Wie erklären Sie den Einbruch in der zweiten Halbzeit?
Es war zu spüren, dass wir das Tempo nicht halten können, das war auch zu erwarten. Man hat gemerkt, dass manche Spieler länger nicht gespielt haben oder verletzt waren. Ich kann mit dem Spiel gut leben. Wichtig war zu sehen, wie die Mannschaft die Spannung hat und auch die Konzentration, in das Spiel zu gehen. Jetzt müssen wir es schaffen und wir werden das schaffen, die Konzentration hoch zu halten und gegen Gibraltar ein gutes Spiel zu machen.

Die Spieler scheinen sich nach einer Pause zu sehnen.
Es ist erstmal wichtig für die Spieler, drei, vier Wochen Pause zu haben. Das war eine harte Saison, die viel Kraft gekostet hat. Deswegen sind wir froh, wenn diese Saison am Samstag abgeschlossen ist.
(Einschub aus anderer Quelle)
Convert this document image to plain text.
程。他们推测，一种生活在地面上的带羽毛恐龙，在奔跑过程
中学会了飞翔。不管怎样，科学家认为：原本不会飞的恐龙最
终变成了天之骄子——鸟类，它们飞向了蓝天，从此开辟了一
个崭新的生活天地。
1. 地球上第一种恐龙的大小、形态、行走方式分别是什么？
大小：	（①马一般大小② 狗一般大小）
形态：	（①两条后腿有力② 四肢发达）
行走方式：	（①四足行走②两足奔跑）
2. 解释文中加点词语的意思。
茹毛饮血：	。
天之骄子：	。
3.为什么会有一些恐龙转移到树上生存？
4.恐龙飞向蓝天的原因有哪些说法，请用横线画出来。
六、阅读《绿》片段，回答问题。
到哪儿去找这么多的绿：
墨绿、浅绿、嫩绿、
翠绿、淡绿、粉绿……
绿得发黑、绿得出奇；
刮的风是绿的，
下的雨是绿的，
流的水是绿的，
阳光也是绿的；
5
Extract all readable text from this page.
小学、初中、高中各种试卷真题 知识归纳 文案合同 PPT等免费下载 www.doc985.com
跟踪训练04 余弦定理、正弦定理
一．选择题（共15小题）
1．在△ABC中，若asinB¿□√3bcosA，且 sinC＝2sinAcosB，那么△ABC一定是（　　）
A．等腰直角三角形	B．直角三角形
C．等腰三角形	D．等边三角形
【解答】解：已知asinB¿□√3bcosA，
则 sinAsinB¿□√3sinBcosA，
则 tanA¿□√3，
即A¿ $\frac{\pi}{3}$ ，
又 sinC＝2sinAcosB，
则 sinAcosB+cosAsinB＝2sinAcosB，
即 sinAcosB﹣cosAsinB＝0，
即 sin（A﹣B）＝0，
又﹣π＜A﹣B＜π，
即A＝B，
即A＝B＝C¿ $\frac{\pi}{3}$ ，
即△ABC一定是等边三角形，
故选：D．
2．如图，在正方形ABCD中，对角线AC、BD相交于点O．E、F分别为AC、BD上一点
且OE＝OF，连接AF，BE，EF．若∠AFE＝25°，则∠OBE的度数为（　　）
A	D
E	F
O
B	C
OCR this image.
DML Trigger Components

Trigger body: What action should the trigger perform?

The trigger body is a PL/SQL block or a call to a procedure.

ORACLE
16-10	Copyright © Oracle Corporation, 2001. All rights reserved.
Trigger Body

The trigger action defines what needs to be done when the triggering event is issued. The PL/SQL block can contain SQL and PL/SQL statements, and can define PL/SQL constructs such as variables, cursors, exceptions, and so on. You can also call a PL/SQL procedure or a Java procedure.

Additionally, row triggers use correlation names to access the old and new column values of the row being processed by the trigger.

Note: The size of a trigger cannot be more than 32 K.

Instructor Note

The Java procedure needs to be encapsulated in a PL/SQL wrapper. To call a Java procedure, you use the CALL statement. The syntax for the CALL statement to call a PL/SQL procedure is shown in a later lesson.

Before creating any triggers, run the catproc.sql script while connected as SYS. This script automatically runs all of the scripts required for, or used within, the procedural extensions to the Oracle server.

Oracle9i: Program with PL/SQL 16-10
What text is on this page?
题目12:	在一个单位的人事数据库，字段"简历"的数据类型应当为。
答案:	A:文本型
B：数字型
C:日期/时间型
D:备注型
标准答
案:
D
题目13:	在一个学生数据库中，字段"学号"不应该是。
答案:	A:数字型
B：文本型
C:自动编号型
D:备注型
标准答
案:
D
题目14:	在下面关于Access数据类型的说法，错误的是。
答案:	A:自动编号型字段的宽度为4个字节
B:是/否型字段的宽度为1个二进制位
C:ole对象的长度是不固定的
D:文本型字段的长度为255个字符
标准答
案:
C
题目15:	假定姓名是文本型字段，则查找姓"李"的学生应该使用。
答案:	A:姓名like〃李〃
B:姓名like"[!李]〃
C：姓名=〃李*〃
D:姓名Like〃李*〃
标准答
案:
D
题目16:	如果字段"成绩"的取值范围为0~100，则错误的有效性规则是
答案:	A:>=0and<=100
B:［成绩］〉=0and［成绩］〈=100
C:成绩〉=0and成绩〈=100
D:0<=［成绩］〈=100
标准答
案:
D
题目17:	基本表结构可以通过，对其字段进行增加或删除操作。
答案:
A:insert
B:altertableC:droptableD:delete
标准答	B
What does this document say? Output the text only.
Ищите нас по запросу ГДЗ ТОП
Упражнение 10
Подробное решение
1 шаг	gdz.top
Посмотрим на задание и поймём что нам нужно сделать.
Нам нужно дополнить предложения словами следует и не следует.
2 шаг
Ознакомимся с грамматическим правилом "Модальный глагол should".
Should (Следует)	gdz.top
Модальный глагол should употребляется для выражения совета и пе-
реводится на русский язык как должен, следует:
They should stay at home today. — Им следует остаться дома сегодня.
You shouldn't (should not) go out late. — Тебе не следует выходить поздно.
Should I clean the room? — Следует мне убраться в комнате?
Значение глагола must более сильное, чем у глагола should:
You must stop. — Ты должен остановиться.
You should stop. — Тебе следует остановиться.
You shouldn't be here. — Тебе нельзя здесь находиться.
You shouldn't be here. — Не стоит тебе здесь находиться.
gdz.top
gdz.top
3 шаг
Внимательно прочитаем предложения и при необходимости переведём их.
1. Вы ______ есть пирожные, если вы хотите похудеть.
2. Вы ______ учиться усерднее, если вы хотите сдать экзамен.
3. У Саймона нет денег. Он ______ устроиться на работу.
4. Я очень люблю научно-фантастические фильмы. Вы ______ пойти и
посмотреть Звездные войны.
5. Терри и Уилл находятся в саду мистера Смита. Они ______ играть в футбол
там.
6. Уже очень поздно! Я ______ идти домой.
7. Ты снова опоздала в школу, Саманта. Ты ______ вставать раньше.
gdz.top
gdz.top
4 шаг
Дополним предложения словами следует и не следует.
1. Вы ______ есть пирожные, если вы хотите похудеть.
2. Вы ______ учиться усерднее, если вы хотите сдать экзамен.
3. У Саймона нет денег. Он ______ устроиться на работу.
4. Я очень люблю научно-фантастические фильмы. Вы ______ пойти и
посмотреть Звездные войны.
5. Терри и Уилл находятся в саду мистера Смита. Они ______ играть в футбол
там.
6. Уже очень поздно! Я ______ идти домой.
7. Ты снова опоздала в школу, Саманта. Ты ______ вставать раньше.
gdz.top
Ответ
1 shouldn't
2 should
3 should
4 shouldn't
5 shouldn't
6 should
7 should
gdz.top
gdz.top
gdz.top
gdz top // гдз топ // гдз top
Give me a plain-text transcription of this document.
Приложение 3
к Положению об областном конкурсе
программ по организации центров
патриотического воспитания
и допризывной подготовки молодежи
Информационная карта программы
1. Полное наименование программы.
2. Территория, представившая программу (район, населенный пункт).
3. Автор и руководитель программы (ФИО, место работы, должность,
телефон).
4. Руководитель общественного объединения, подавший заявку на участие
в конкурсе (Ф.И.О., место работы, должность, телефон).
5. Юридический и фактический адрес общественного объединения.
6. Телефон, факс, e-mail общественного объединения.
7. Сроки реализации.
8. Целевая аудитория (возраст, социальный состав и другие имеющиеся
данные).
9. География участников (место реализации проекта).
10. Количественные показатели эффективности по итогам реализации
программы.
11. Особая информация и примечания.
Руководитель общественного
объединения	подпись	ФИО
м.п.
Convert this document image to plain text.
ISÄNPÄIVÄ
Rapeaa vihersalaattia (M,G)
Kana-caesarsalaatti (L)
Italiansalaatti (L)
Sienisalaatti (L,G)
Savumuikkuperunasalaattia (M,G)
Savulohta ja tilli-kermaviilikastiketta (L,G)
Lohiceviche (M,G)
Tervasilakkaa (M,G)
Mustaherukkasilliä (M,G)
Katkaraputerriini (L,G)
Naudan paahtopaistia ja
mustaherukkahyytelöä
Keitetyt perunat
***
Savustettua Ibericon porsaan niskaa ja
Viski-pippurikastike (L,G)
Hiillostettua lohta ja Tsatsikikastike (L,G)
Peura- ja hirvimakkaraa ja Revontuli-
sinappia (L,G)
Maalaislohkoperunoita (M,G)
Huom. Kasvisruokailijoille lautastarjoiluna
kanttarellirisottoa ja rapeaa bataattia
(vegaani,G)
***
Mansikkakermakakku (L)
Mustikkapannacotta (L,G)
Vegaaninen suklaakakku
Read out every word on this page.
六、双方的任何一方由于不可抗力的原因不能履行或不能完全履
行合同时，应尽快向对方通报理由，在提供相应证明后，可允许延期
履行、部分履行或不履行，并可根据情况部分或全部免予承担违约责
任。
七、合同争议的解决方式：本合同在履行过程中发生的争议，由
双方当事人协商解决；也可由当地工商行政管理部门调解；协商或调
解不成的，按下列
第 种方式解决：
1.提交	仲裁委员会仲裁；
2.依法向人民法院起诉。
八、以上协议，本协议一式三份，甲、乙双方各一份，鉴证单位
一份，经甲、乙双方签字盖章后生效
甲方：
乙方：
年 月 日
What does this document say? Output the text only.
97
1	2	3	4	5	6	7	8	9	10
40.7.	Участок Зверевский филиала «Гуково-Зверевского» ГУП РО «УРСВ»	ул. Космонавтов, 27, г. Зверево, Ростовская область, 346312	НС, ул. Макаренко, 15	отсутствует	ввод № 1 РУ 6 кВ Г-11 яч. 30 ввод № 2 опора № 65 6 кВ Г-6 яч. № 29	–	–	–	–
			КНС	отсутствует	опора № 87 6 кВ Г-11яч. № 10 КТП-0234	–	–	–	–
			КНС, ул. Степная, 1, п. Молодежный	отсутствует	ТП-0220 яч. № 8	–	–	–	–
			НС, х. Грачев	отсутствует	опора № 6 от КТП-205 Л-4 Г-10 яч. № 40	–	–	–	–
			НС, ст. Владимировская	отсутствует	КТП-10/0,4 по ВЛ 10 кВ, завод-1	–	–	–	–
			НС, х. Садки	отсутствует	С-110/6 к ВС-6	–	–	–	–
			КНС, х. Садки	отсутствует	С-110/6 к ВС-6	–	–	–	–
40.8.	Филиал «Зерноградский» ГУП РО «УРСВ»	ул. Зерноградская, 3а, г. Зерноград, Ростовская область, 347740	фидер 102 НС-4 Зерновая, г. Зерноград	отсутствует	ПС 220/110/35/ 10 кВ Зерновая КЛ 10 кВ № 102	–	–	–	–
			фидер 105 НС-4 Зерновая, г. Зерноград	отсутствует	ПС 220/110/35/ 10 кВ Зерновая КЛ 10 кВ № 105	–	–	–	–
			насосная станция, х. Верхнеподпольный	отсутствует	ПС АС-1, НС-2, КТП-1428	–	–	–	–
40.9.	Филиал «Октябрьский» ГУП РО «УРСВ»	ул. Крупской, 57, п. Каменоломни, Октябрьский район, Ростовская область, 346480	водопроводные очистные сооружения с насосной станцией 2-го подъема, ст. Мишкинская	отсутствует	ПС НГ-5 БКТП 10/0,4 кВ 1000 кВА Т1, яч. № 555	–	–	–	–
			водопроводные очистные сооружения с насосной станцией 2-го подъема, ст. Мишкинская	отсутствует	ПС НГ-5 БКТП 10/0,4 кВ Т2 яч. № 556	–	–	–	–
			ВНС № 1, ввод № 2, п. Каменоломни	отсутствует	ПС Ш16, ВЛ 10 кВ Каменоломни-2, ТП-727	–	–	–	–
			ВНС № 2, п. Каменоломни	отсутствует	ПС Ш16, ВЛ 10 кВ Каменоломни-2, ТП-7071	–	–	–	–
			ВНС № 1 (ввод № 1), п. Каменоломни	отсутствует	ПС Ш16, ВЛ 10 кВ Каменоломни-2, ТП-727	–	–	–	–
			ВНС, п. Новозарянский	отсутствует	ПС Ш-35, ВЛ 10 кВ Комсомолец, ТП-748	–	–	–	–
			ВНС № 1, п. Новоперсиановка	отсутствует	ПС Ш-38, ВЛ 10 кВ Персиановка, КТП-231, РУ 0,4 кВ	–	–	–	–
Wie beurteilen Sie den Auftritt von Neuling Patrick Herrmann?
Mit Patrick Herrmann war ich zufrieden. Was wir gut gemacht haben, schnell umschalten nach Ballgewinn, das hatten wir in den letzten Monaten ein bisschen verloren. Patrick hat das auch gemacht, Druck auf den Abwehrspieler machen. Zug zum Tor zu haben. Er hat den Abwehrspieler häufig unter Stress gesetzt. Das war seine Qualität heute. Das Tor hat er gut vorbereitet.

Die Chancenverwertung bleibt ein großes Manko.
Bei einigen Spielen im letzten Jahr, in Polen, in Georgien auch heute war das so. Bei manchen fehlt mir ein bisschen diese Geilheit, ein Tor machen zu wollen. Das war auch schon vor der WM mal ein Thema. Wir haben es dann immer wieder geschafft, aber es ist schon noch ein Thema. Das wird uns auch im Herbst nochmal begleiten, wenn es in die entscheidenden Spiele geht. Die Chancenauswertung ist wahnsinnig wichtig. Wenn wir heute das 2:0 oder 3:0 machen, glaube ich nicht, dass die USA zurückkommen. Es wird auch in der kommenden Saison ein wichtiges Thema sein.

Die Abwehr machte heute keinen sicheren Eindruck.
Es war schon zu spüren, dass wir nicht immer Herr der Lage waren. Die Abwehr war nicht eingespielt. Das Problem war nicht die Abwehr, wir haben leichtfertig Bälle verloren und es war alles offen, das haben die USA ausgenutzt.

Was kann Mario Götze dem deutschen Fußball noch bieten?
Mario Götze ist ein Spieler, der Dinge kann, die andere nicht beherrschen. Er hat bei der WM das Tor gemacht, hat Schritte nach vorne gemacht. Logischerweise kommt mal eine Formkrise. Man hat heute gesehen, dass er eine Qualität hat. Er war auch bei den Bayern in der Hinrunde gut. Er konnte das vielleicht nicht die ganze Saison halten. Aber für mich ist er wahnsinnig wichtig, denn er macht Dinge, die sind unberechenbar.

Wie bewerten Sie die Leistung der USA?
Die Mannschaft hat in Holland einen 1:3-Rückstand aufgeholt. Diese Mannschaft hat einen Fighting Spirit. Sie haben eine unglaublich gute Physis. Die Mannschaft war vor zwei Jahren unter dem Niveau, unter dem sie heute ist. Nicht umsonst waren sie bei der WM vor Ghana und Portugal. Ich glaube, dem Jürgen und der Mannschaft tut es gut, solche Erfolge zu haben.

Was sind Ihre Lehren für das Gibraltar-Spiel?
Für das Spiel nehme ich relativ wenig mit, weil es auch unterschiedliche Voraussetzungen sind. Gibraltar kann nicht so ein Tempo spielen wie die USA.

Gibt es dennoch Lehren aus diesem Abend?
Ich nehme grundsätzliche Dinge mit, vor allem für die nächste Saison. Es gibt Dinge, die wir weiterentwickeln müssen. Und die erste Halbzeit hat mich bestärkt, dass die Themen richtig waren. Wir hatten Schwierigkeiten gegen Mannschaften, die uns früh angreifen. Das ist ein Thema Richtung EM. Heute haben wir den Mut gehabt, richtig hinten rauszuspielen. Wir sind eine Ballbesitzmannschaft geworden, 70, 80 Prozent Ballbesitz, das ist super. Was wir aber verloren haben, was wir 2010 hatten: Ballgewinn, blitzartig umschalten, Konter fahren. Diese Bereitschaft, in die Tiefe zu gehen und Tore zu erzielen.